Сергей Андрианов - Рассказы
Загудел двигатель, качнулись и поплыли на старт аэронавигационные огни. Удаляясь, они все более тускнели, светились обрывочнее. Чем ближе к взлетной полосе подруливал Трегубов, тем тревожнее становилось на сердце у Березкина.
…Мысли бежали, опережая сам полет. Трегубов знал, что будет после посадки. В небе он словно бы заряжался для земных дел. Чувствуя власть над самолетом, высотой и коварным сложняком, он обретал власть и над самим собой. Разве он отступит, если прав? Да и летчику ли пасовать!
После полета его ждут счастливые мгновения. Легко сойдет по стремянке вниз, с ликующим сердцем сделает первые шаги по земле, тепло поблагодарит техника и механиков за подготовку самолета, поздоровается с теми, кого не видел. Легко и непринужденно зайдет разговор о полете и службе. Какие это неповторимые минуты! Они казались Трегубову самыми прекрасными в жизни. Не раз диву давался: откуда только берутся после полета слова, соединяющие людей? Да и что слова… Летчики остры на глаз, твоя походка, твой взгляд поразительно сближают с ними, действуют куда сильнее иного отутюженного слова. Ведь и он исполнил труд, в котором много риска. Исполнил, может быть, лучше. Может быть, в этом и весь секрет завораживающего влияния на людей лучших командиров и политработников. Да и как же Трегубов мог не летать сегодня на боевом самолете?
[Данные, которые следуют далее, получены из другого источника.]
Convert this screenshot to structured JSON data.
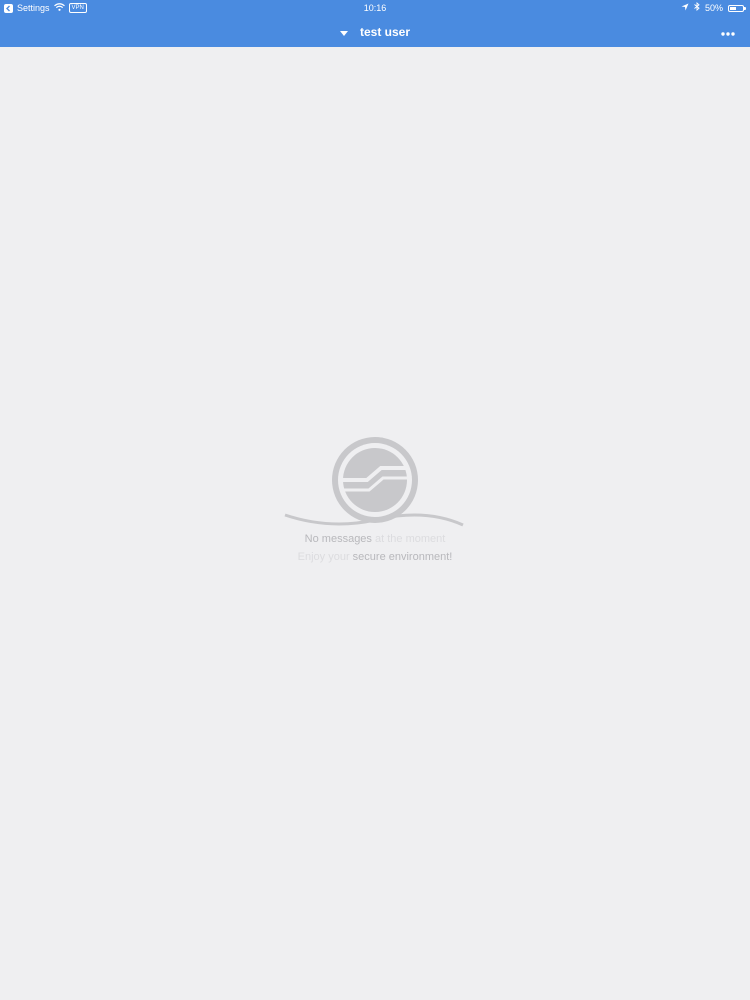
{
  "status_bar": {
    "back_label": "Settings",
    "vpn_label": "VPN",
    "time": "10:16",
    "battery_text": "50%",
    "battery_level": 0.5
  },
  "nav": {
    "title": "test user"
  },
  "empty_state": {
    "line1_part1": "No messages",
    "line1_part2": " at the moment",
    "line2_part1": "Enjoy your",
    "line2_part2": " secure environment!"
  },
  "colors": {
    "header": "#4a8be0",
    "background": "#efeff1",
    "logo": "#c8c8cb"
  }
}
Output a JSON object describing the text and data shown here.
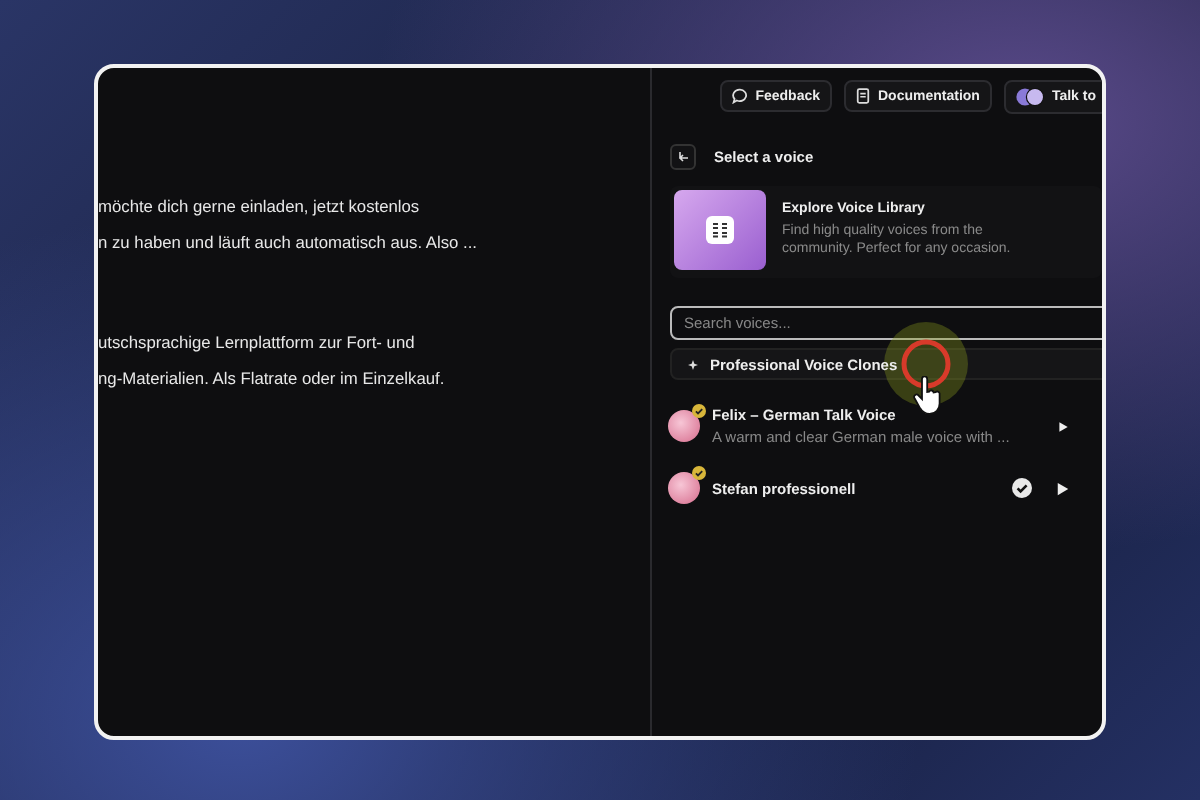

До взлета оставалось совсем мало времени. Вот-вот начнется разбег, наступят прекрасные мгновения в жизни летчика. Рождение скорости! Чудо-скорости, за которой потом не поспеет даже стремительный звук. Сила инерции припечатает Трегубова к спинке катапультного сиденья, а скорость легко вынесет самолет-ракету в небо.
Но вдруг торопливый, с хрипотцой голос:
— Взлет запрещаю.
Трегубов не поверил себе и напористо, чеканя каждое слово, произнес:
— Десятый, я — Второй, прошу взлет!
У Трегубова еще была надежда. Что-то там спутали, сейчас ему разрешат — и он взлетит. Но голос руководителя полетами зазвучал тверже:
— Второй, вам взлет запрещаю. Заруливайте на стоянку.
Эта команда поразила Трегубова.
— Вас понял, — ответил он не своим голосом.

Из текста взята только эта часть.